Joint Source-Channel Coding over Wireless Networks

 

Abstract

 

 

Our goal in this talk is to show the viability of modular communication system design in wireless networks by considering data compression and transmission jointly. We will focus on three important applications to illustrate related yet different insights into the design and use of joint source-channel coding in wireless networks. We will first focus on a wireless multimedia transmission system with multiple antennas, and provide efficient and modular source and channel coding techniques, which will be analyzed from both theoretical and practical perspectives.

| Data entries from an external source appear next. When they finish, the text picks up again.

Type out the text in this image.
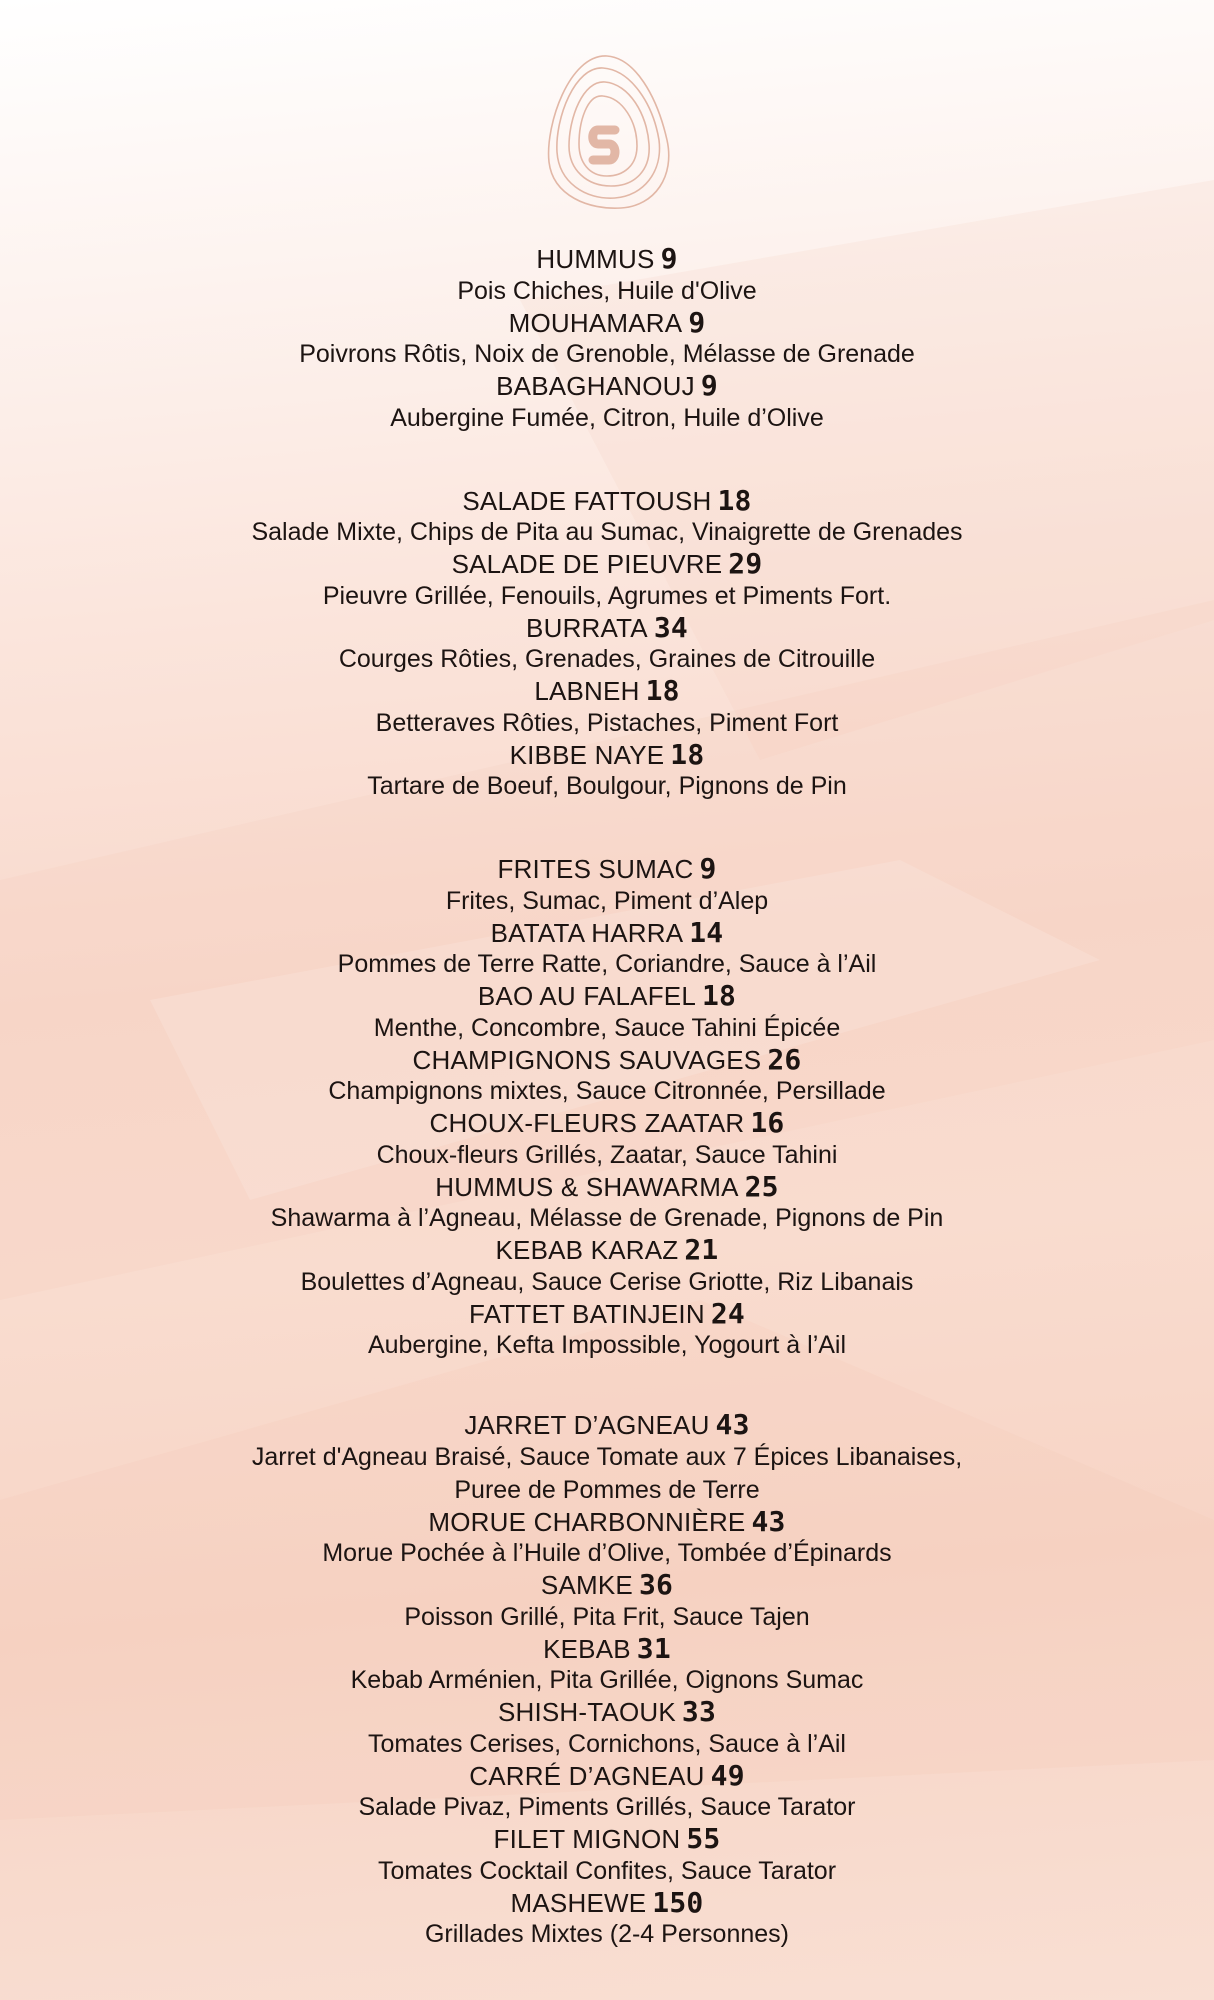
HUMMUS 9
Pois Chiches, Huile d'Olive
MOUHAMARA 9
Poivrons Rôtis, Noix de Grenoble, Mélasse de Grenade
BABAGHANOUJ 9
Aubergine Fumée, Citron, Huile d’Olive
SALADE FATTOUSH 18
Salade Mixte, Chips de Pita au Sumac, Vinaigrette de Grenades
SALADE DE PIEUVRE 29
Pieuvre Grillée, Fenouils, Agrumes et Piments Fort.
BURRATA 34
Courges Rôties, Grenades, Graines de Citrouille
LABNEH 18
Betteraves Rôties, Pistaches, Piment Fort
KIBBE NAYE 18
Tartare de Boeuf, Boulgour, Pignons de Pin
FRITES SUMAC 9
Frites, Sumac, Piment d’Alep
BATATA HARRA 14
Pommes de Terre Ratte, Coriandre, Sauce à l’Ail
BAO AU FALAFEL 18
Menthe, Concombre, Sauce Tahini Épicée
CHAMPIGNONS SAUVAGES 26
Champignons mixtes, Sauce Citronnée, Persillade
CHOUX-FLEURS ZAATAR 16
Choux-fleurs Grillés, Zaatar, Sauce Tahini
HUMMUS & SHAWARMA 25
Shawarma à l’Agneau, Mélasse de Grenade, Pignons de Pin
KEBAB KARAZ 21
Boulettes d’Agneau, Sauce Cerise Griotte, Riz Libanais
FATTET BATINJEIN 24
Aubergine, Kefta Impossible, Yogourt à l’Ail
JARRET D’AGNEAU 43
Jarret d'Agneau Braisé, Sauce Tomate aux 7 Épices Libanaises,
Puree de Pommes de Terre
MORUE CHARBONNIÈRE 43
Morue Pochée à l’Huile d’Olive, Tombée d’Épinards
SAMKE 36
Poisson Grillé, Pita Frit, Sauce Tajen
KEBAB 31
Kebab Arménien, Pita Grillée, Oignons Sumac
SHISH-TAOUK 33
Tomates Cerises, Cornichons, Sauce à l’Ail
CARRÉ D’AGNEAU 49
Salade Pivaz, Piments Grillés, Sauce Tarator
FILET MIGNON 55
Tomates Cocktail Confites, Sauce Tarator
MASHEWE 150
Grillades Mixtes (2-4 Personnes)
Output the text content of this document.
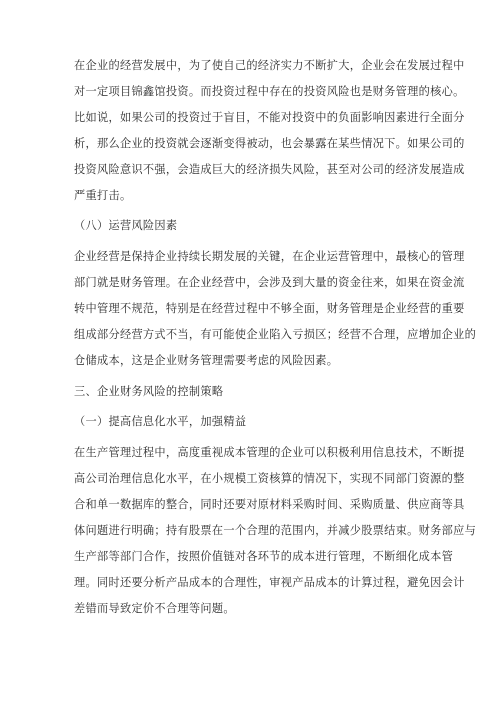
在企业的经营发展中，为了使自己的经济实力不断扩大，企业会在发展过程中
对一定项目锦鑫馆投资。而投资过程中存在的投资风险也是财务管理的核心。
比如说，如果公司的投资过于盲目，不能对投资中的负面影响因素进行全面分
析，那么企业的投资就会逐渐变得被动，也会暴露在某些情况下。如果公司的
投资风险意识不强，会造成巨大的经济损失风险，甚至对公司的经济发展造成
严重打击。
（八）运营风险因素
企业经营是保持企业持续长期发展的关键，在企业运营管理中，最核心的管理
部门就是财务管理。在企业经营中，会涉及到大量的资金往来，如果在资金流
转中管理不规范，特别是在经营过程中不够全面，财务管理是企业经营的重要
组成部分经营方式不当，有可能使企业陷入亏损区；经营不合理，应增加企业的
仓储成本，这是企业财务管理需要考虑的风险因素。
三、企业财务风险的控制策略
（一）提高信息化水平，加强精益
在生产管理过程中，高度重视成本管理的企业可以积极利用信息技术，不断提
高公司治理信息化水平，在小规模工资核算的情况下，实现不同部门资源的整
合和单一数据库的整合，同时还要对原材料采购时间、采购质量、供应商等具
体问题进行明确；持有股票在一个合理的范围内，并减少股票结束。财务部应与
生产部等部门合作，按照价值链对各环节的成本进行管理，不断细化成本管
理。同时还要分析产品成本的合理性，审视产品成本的计算过程，避免因会计
差错而导致定价不合理等问题。
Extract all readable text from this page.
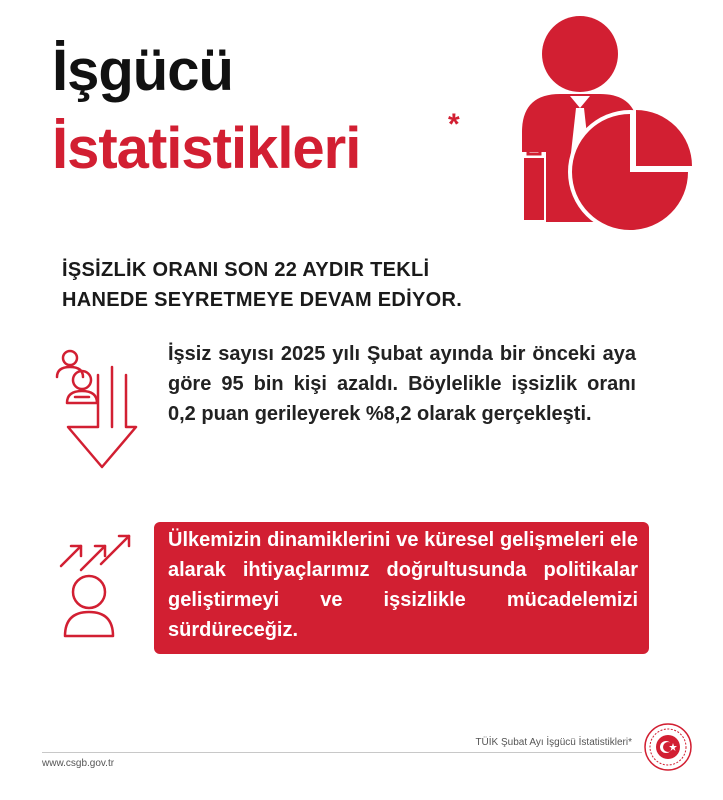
İşgücü
İstatistikleri	*
İŞSİZLİK ORANI SON 22 AYDIR TEKLİ HANEDE SEYRETMEYE DEVAM EDİYOR.
İşsiz sayısı 2025 yılı Şubat ayında bir önceki aya göre 95 bin kişi azaldı. Böylelikle işsizlik oranı 0,2 puan gerileyerek %8,2 olarak gerçekleşti.
Ülkemizin dinamiklerini ve küresel gelişmeleri ele alarak ihtiyaçlarımız doğrultusunda politikalar geliştirmeyi ve işsizlikle mücadelemizi sürdüreceğiz.
TÜİK Şubat Ayı İşgücü İstatistikleri*
www.csgb.gov.tr
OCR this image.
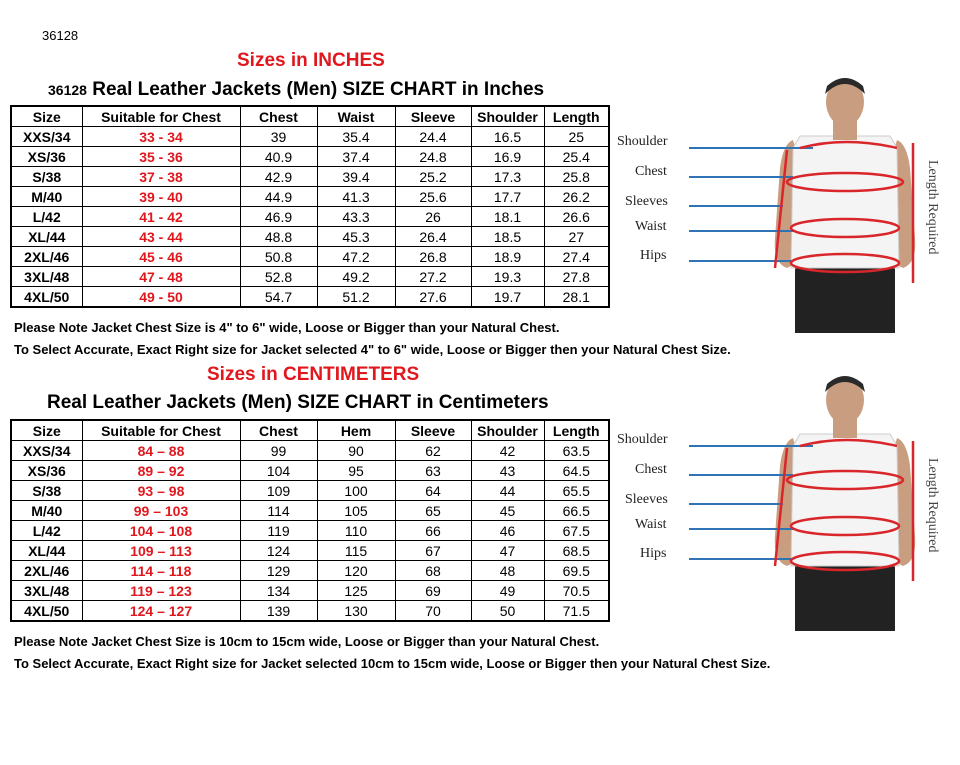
36128
Sizes in INCHES
36128 Real Leather Jackets (Men) SIZE CHART in Inches
Size	Suitable for Chest	Chest	Waist	Sleeve	Shoulder	Length
XXS/34	33 - 34	39	35.4	24.4	16.5	25
XS/36	35 - 36	40.9	37.4	24.8	16.9	25.4
S/38	37 - 38	42.9	39.4	25.2	17.3	25.8
M/40	39 - 40	44.9	41.3	25.6	17.7	26.2
L/42	41 - 42	46.9	43.3	26	18.1	26.6
XL/44	43 - 44	48.8	45.3	26.4	18.5	27
2XL/46	45 - 46	50.8	47.2	26.8	18.9	27.4
3XL/48	47 - 48	52.8	49.2	27.2	19.3	27.8
4XL/50	49 - 50	54.7	51.2	27.6	19.7	28.1
Please Note Jacket Chest Size is 4" to 6" wide, Loose or Bigger than your Natural Chest.
To Select Accurate, Exact Right size for Jacket selected 4" to 6" wide, Loose or Bigger then your Natural Chest Size.
Sizes in CENTIMETERS
Real Leather Jackets (Men) SIZE CHART in Centimeters
Size	Suitable for Chest	Chest	Hem	Sleeve	Shoulder	Length
XXS/34	84 – 88	99	90	62	42	63.5
XS/36	89 – 92	104	95	63	43	64.5
S/38	93 – 98	109	100	64	44	65.5
M/40	99 – 103	114	105	65	45	66.5
L/42	104 – 108	119	110	66	46	67.5
XL/44	109 – 113	124	115	67	47	68.5
2XL/46	114 – 118	129	120	68	48	69.5
3XL/48	119 – 123	134	125	69	49	70.5
4XL/50	124 – 127	139	130	70	50	71.5
Please Note Jacket Chest Size is 10cm to 15cm wide, Loose or Bigger than your Natural Chest.
To Select Accurate, Exact Right size for Jacket selected 10cm to 15cm wide, Loose or Bigger then your Natural Chest Size.
Shoulder
Chest
Sleeves
Waist
Hips
Length Required
Shoulder
Chest
Sleeves
Waist
Hips
Length Required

Then, in sensor networks, we will show how modular system design exploiting the correlation among the sensor data can be achieved using novel joint source-channel coding schemes. Finally, in wireless ad-hoc networks we will demonstrate that the joint source-channel coding framework we developed can also be used to design efficient communication protocols exploiting the network topology to provide network coding gains.

 

 

Biography

Deniz Gunduz  received the B.S. degree in electrical and electronics engineering from the Middle East Technical University in 2002, and the M.S. and Ph.D. degrees in electrical engineering from the Polytechnic Institute of New York University, Brooklyn, NY in 2004 and 2007, respectively. He is currently a postdoctoral Research Associate at the Department of Electrical  Engineering, Princeton University and a consulting Assistant Professor at the Department of Electrical Engineering, Stanford University. In 2004, he was a summer researcher in the laboratory of information theory (LTHI) at EPFL in Lausanne, Switzerland. He is the recipient of the 2008 Alexander Hessel Award of the Polytechnic Institute of New York University given to the best PhD Dissertation, and a coauthor of the paper that received the Best Student Paper Award at the 2007 IEEE International Symposium on Information Theory. His research interests lie in the areas of wireless communications, sensor networks, multimedia, security and bioinformatics.